Ma allora perché darsi tanto da fare per avere questi registri? Ce lo spiega Marco Bosi, capogruppo a Parma del Movimento Cinque Stelle: “Riteniamo ragionevole che anche a livello comunale si faccia quanto possibile per superare l'immobilismo centrale sui temi etici". Insomma se si diffonde una pratica amministrativa, seppur illegittima, Roma dovrà prenderne atto e legiferare sul punto. Non solo: l’esistenza di questi registri provocherà prima o poi dei contenziosi giudiziari – il caro nonno ormai defunto aveva o non aveva chiesto con il suo testamento di non essere più curato o alimentato? – e i casi giurisprudenziali, così sperano i filoeutanasici, esigeranno un inquadramento normativo (in realtà già esistente e già efficace). Insomma più che di un testamento biologico pare trattarsi di un testamento ideologico.

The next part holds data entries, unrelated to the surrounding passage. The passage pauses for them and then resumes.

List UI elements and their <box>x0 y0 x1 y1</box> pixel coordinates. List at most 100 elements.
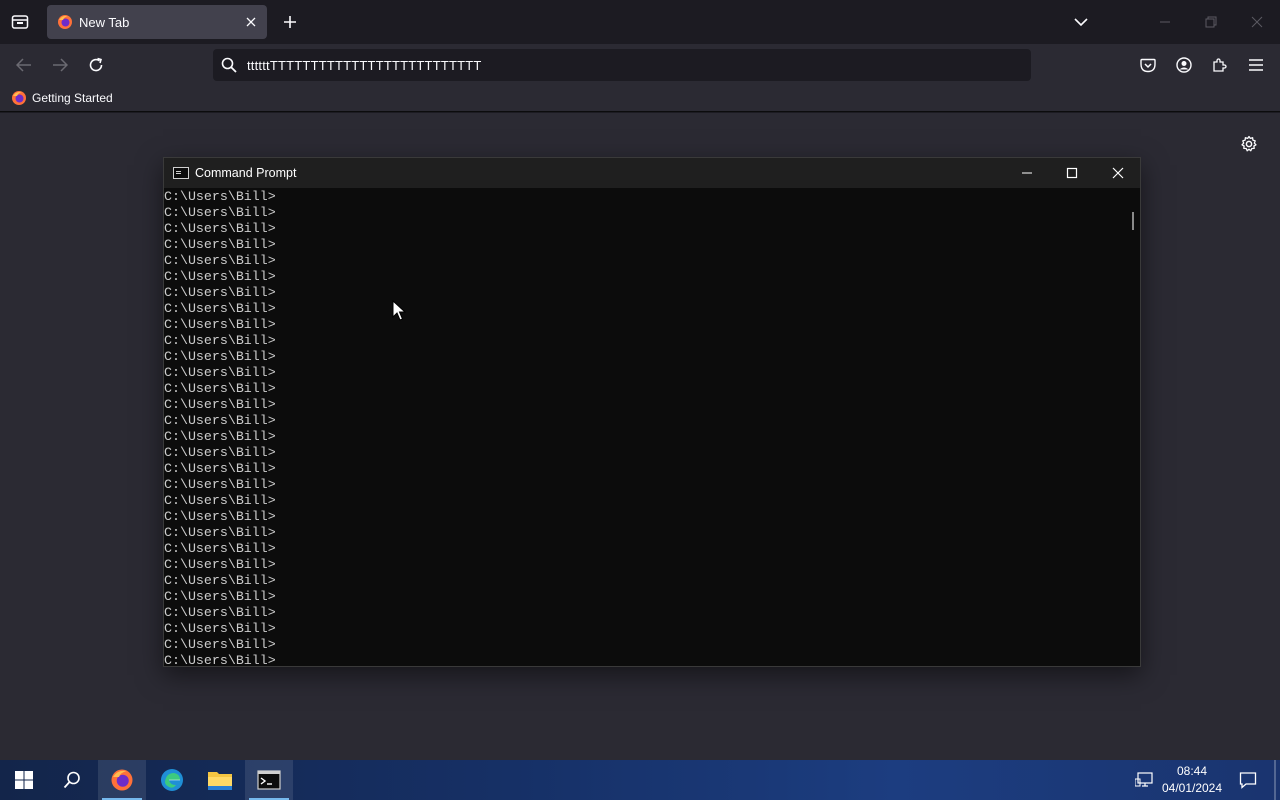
taskbar-edge[interactable] <box>148 760 196 800</box>
show-desktop-button[interactable] <box>1274 760 1276 800</box>
cmd-prompt-line: C:\Users\Bill> <box>164 573 276 588</box>
cmd-prompt-line: C:\Users\Bill> <box>164 365 276 380</box>
bookmark-label: Getting Started <box>32 91 113 105</box>
cmd-prompt-line: C:\Users\Bill> <box>164 541 276 556</box>
close-icon <box>1112 167 1124 179</box>
list-all-tabs-button[interactable] <box>1071 12 1091 32</box>
command-prompt-window[interactable]: Command Prompt C:\Users\Bill> C:\Users\Bi… <box>163 157 1141 667</box>
gear-icon <box>1241 135 1257 152</box>
network-tray-button[interactable] <box>1134 770 1154 790</box>
cmd-close-button[interactable] <box>1095 158 1141 188</box>
cmd-minimize-button[interactable] <box>1004 158 1050 188</box>
reload-button[interactable] <box>85 54 107 76</box>
cmd-prompt-line: C:\Users\Bill> <box>164 285 276 300</box>
network-icon <box>1135 772 1153 787</box>
search-icon <box>221 57 237 73</box>
cmd-prompt-line: C:\Users\Bill> <box>164 557 276 572</box>
taskbar-firefox[interactable] <box>98 760 146 800</box>
command-prompt-icon <box>173 167 189 179</box>
cmd-prompt-line: C:\Users\Bill> <box>164 621 276 636</box>
cmd-prompt-line: C:\Users\Bill> <box>164 381 276 396</box>
cmd-prompt-line: C:\Users\Bill> <box>164 301 276 316</box>
cmd-prompt-line: C:\Users\Bill> <box>164 493 276 508</box>
cmd-prompt-line: C:\Users\Bill> <box>164 269 276 284</box>
minimize-icon <box>1160 21 1170 23</box>
browser-minimize-button[interactable] <box>1155 12 1175 32</box>
browser-restore-button[interactable] <box>1201 12 1221 32</box>
cmd-prompt-line: C:\Users\Bill> <box>164 397 276 412</box>
cmd-prompt-line: C:\Users\Bill> <box>164 429 276 444</box>
extensions-button[interactable] <box>1209 54 1231 76</box>
hamburger-menu-icon <box>1249 59 1263 71</box>
pocket-button[interactable] <box>1137 54 1159 76</box>
mouse-cursor-icon <box>392 300 406 321</box>
firefox-view-button[interactable] <box>8 10 32 34</box>
tab-title: New Tab <box>79 14 130 30</box>
cmd-prompt-line: C:\Users\Bill> <box>164 221 276 236</box>
cmd-maximize-button[interactable] <box>1049 158 1095 188</box>
app-menu-button[interactable] <box>1245 54 1267 76</box>
windows-logo-icon <box>15 771 33 789</box>
chevron-down-icon <box>1074 18 1088 27</box>
cmd-prompt-line: C:\Users\Bill> <box>164 445 276 460</box>
firefox-icon <box>111 769 133 791</box>
cmd-prompt-line: C:\Users\Bill> <box>164 205 276 220</box>
cmd-prompt-line: C:\Users\Bill> <box>164 605 276 620</box>
cmd-prompt-line: C:\Users\Bill> <box>164 189 276 204</box>
cmd-prompt-line: C:\Users\Bill> <box>164 461 276 476</box>
maximize-icon <box>1066 167 1078 179</box>
firefox-view-icon <box>11 15 29 29</box>
url-input-text[interactable]: ttttttTTTTTTTTTTTTTTTTTTTTTTTTTT <box>247 58 482 73</box>
bookmark-getting-started[interactable]: Getting Started <box>11 90 113 106</box>
taskbar-command-prompt[interactable] <box>245 760 293 800</box>
bookmarks-toolbar: Getting Started <box>0 86 1280 112</box>
cmd-scrollbar[interactable] <box>1126 188 1140 666</box>
cmd-prompt-line: C:\Users\Bill> <box>164 653 276 666</box>
forward-button[interactable] <box>49 54 71 76</box>
taskbar: 08:44 04/01/2024 <box>0 760 1280 800</box>
cmd-prompt-line: C:\Users\Bill> <box>164 317 276 332</box>
cmd-prompt-line: C:\Users\Bill> <box>164 525 276 540</box>
pocket-icon <box>1140 58 1156 72</box>
new-tab-settings-button[interactable] <box>1238 133 1260 155</box>
cmd-prompt-line: C:\Users\Bill> <box>164 477 276 492</box>
file-explorer-icon <box>208 772 232 790</box>
start-button[interactable] <box>0 760 48 800</box>
taskbar-clock[interactable]: 08:44 04/01/2024 <box>1158 763 1226 797</box>
tab-new-tab[interactable]: New Tab <box>47 5 267 39</box>
taskbar-search-button[interactable] <box>48 760 96 800</box>
restore-icon <box>1205 16 1217 28</box>
cmd-window-title: Command Prompt <box>195 166 297 180</box>
firefox-logo-icon <box>12 91 26 105</box>
account-button[interactable] <box>1173 54 1195 76</box>
account-icon <box>1176 57 1192 73</box>
reload-icon <box>89 57 103 72</box>
arrow-left-icon <box>16 58 31 72</box>
cmd-prompt-line: C:\Users\Bill> <box>164 253 276 268</box>
cmd-prompt-line: C:\Users\Bill> <box>164 509 276 524</box>
edge-icon <box>161 769 183 791</box>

Se da un lato le amministrazioni locali si muovono per assicurare a tutti la “dolce morte”, su altro fronte anche i movimenti politici e l’associazionismo fanno la loro parte. Il 13 settembre scorso i Radicali, insieme all’associazione Exit Italia, all’Unione degli atei e agnostici razionalisti e all’Associazione Luca Coscioni hanno depositato in Parlamento le 70mila firme necessarie per proporre una legge di iniziativa popolare che mira a legalizzare l’eutanasia. Dal 27 al 29 settembre inoltre si svolgerà il X Congresso della stessa Associazione Luca Coscioni «per impedire che siano lasciati marcire gli scatoloni con le firme come sempre hanno fatto finora i boss dei partiti», come afferma il segretario dell’Associazione l’avvocato Filomena Gallo.

Anche sul fronte degli ordini professionali spirano venti lugubri. Se la bozza del nuovo codice di deontologia medica dovesse passare l’autonomia del medico potrebbe subire un grave vulnus allorquando si trovasse a curare un paziente incosciente che aveva redatto una dichiarazione anticipata di trattamento (DAT). Infatti l’art. 38 specifica che “Il medico, nel tenerne conto, contestualizza le dichiarazioni anticipate di trattamento sotto il profilo tecnico-professionale non allo scopo di eludere le specifiche volontà del paziente, ma al fine di verificare la sussistenza o meno delle condizioni cliniche e delle valutazioni tecnico-scientifiche che le hanno informate”. Detto in soldoni: tu medico puoi fare tutto quello che vuoi l’importante è che ti attieni alle volontà scritte del paziente che non possono essere eluse in alcun modo.

Inoltre all’art. 39 si legge che il medico, nei casi di assistenza ai malati terminali, deve porre in essere “trattamenti di sostegno delle funzioni vitali finché ritenuti utili e proporzionati alle condizioni cliniche, tenendo conto delle dichiarazioni anticipate di trattamento laddove espresse”. E se il medico in scienza e coscienza ritenesse che una serie di trattamenti sono assai utili e proporzionati alla condizioni cliniche del paziente, ma questi nelle DAT li avesse esclusi, come comportarsi? Pare che l’art. 39 imponga al medico di astenersi da tali iniziative. Con passo felpato l’eutanasia sta entrando in casa nostra.